Formula: pod_cpu_usage_total / node_cpu_limit

Note

pod_cpu_usage_total is not reported directly as a metric, but is a field in performance log events. For more information, see Relevant fields in performance log events for Amazon EKS and Kubernetes.

pod_cpu_utilization_over_pod_limit

PodName, Namespace, ClusterName

Namespace, ClusterName

Service, Namespace, ClusterName

ClusterName

The percentage of CPU units being used by pods relative to the pod limit.

Formula: pod_cpu_usage_total / pod_cpu_limit

Note

pod_cpu_usage_total and pod_cpu_limit are not reported directly as metrics, but are fields in performance log events. For more information, see Relevant fields in performance log events for Amazon EKS and Kubernetes.

pod_memory_reserved_capacity

PodName, Namespace, ClusterName

ClusterName

The percentage of memory that is reserved for pods.

Formula: pod_memory_request / node_memory_limit

Note

pod_memory_request is not reported directly as a metric, but is a field in performance log events. For more information, see Relevant fields in performance log events for Amazon EKS and Kubernetes.

pod_memory_utilization

PodName, Namespace, ClusterName

Namespace, ClusterName

Service, Namespace, ClusterName

ClusterName

The percentage of memory currently being used by the pod or pods.

Formula: pod_memory_working_set / node_memory_limit

Note

pod_memory_working_set is not reported directly as a metric, but is a field in performance log events. For more information, see Relevant fields in performance log events for Amazon EKS and Kubernetes.

pod_memory_utilization_over_pod_limit

PodName, Namespace, ClusterName

Namespace, ClusterName

Service, Namespace, ClusterName

ClusterName

The percentage of memory that is being used by pods relative to the pod limit. If any containers in the pod don't have a memory limit defined, this metric doesn't appear.

Formula: pod_memory_working_set / pod_memory_limit

Note

pod_memory_working_set is not reported directly as a metric, but is a field in performance log events. For more information, see Relevant fields in performance log events for Amazon EKS and Kubernetes.

pod_network_rx_bytes

PodName, Namespace, ClusterName

Namespace, ClusterName

Service, Namespace, ClusterName

ClusterName

The number of bytes per second being received over the network by the pod.

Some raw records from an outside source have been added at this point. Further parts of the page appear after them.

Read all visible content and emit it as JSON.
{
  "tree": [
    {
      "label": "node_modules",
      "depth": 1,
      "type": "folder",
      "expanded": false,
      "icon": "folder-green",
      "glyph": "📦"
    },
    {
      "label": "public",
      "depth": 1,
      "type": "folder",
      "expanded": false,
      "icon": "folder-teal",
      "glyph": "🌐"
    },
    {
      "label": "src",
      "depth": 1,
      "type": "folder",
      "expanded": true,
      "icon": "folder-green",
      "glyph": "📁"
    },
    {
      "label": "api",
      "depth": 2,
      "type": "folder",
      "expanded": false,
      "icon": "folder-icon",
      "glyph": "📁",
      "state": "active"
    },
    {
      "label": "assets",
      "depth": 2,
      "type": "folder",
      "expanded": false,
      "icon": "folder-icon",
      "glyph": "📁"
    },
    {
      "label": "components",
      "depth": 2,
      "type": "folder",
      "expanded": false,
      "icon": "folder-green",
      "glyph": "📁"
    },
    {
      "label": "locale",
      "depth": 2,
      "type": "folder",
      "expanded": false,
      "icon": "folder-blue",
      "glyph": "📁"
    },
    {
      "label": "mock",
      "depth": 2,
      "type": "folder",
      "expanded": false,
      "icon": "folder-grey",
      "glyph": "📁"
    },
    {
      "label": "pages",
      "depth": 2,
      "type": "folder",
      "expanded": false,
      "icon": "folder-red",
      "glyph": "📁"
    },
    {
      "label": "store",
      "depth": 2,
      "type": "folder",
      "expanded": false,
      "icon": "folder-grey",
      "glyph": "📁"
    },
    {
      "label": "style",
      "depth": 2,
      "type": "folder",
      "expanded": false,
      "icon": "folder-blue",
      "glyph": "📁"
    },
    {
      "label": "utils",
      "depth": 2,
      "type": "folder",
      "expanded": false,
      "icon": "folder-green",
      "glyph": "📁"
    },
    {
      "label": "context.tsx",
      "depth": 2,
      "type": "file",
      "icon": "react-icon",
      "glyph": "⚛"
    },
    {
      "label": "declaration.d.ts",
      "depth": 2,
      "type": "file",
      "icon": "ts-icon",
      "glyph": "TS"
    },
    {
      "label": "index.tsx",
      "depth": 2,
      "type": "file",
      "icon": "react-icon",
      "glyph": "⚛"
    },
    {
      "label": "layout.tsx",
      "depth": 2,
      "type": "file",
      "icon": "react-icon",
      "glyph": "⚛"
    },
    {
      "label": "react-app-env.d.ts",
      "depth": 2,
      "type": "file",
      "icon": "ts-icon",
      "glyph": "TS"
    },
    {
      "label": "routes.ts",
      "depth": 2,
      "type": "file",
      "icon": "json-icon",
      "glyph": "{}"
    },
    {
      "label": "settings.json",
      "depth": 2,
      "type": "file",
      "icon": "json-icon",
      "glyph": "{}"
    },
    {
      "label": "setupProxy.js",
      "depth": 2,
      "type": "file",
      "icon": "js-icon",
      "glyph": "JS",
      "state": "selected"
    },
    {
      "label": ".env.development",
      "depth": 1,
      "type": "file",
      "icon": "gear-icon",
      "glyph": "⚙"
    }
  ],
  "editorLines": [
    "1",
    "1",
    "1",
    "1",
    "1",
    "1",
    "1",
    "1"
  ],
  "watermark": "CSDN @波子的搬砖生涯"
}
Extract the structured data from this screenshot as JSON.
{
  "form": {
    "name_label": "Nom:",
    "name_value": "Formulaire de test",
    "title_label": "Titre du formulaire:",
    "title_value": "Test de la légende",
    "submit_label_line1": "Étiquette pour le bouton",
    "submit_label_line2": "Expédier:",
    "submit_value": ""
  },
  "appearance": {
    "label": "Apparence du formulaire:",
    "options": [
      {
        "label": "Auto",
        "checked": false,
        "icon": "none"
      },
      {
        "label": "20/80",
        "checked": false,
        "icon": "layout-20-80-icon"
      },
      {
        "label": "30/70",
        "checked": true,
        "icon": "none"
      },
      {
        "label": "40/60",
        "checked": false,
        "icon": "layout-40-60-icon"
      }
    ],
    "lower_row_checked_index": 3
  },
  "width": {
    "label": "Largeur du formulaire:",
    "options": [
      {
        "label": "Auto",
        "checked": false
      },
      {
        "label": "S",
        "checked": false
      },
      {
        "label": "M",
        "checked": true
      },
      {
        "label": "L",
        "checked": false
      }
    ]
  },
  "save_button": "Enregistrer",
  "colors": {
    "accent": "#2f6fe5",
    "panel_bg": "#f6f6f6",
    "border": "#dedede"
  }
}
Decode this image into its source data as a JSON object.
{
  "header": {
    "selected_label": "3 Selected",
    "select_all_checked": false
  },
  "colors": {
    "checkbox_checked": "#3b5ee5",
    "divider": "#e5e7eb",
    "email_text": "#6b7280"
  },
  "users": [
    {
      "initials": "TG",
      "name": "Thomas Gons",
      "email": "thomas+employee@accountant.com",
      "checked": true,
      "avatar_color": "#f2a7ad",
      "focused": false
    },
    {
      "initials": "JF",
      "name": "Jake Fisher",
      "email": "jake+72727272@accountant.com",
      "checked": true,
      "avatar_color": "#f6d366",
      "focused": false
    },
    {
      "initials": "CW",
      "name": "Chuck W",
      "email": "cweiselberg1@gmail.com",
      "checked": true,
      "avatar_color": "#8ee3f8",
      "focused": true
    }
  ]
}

Formula: sum(pod_interface_network_rx_bytes)

Note

pod_interface_network_rx_bytes is not reported directly as a metric, but is a field in performance log events. For more information, see Relevant fields in performance log events for Amazon EKS and Kubernetes.

pod_network_tx_bytes

PodName, Namespace, ClusterName

Namespace, ClusterName

Service, Namespace, ClusterName

ClusterName

The number of bytes per second being transmitted over the network by the pod.

Formula: sum(pod_interface_network_tx_bytes)

Note

pod_interface_network_tx_bytes is not reported directly as a metric, but is a field in performance log events. For more information, see Relevant fields in performance log events for Amazon EKS and Kubernetes.

pod_number_of_container_restarts

PodName, Namespace, ClusterName

The total number of container restarts in a pod.

service_number_of_running_pods

Service, Namespace, ClusterName

ClusterName

The number of pods running the service or services in the cluster.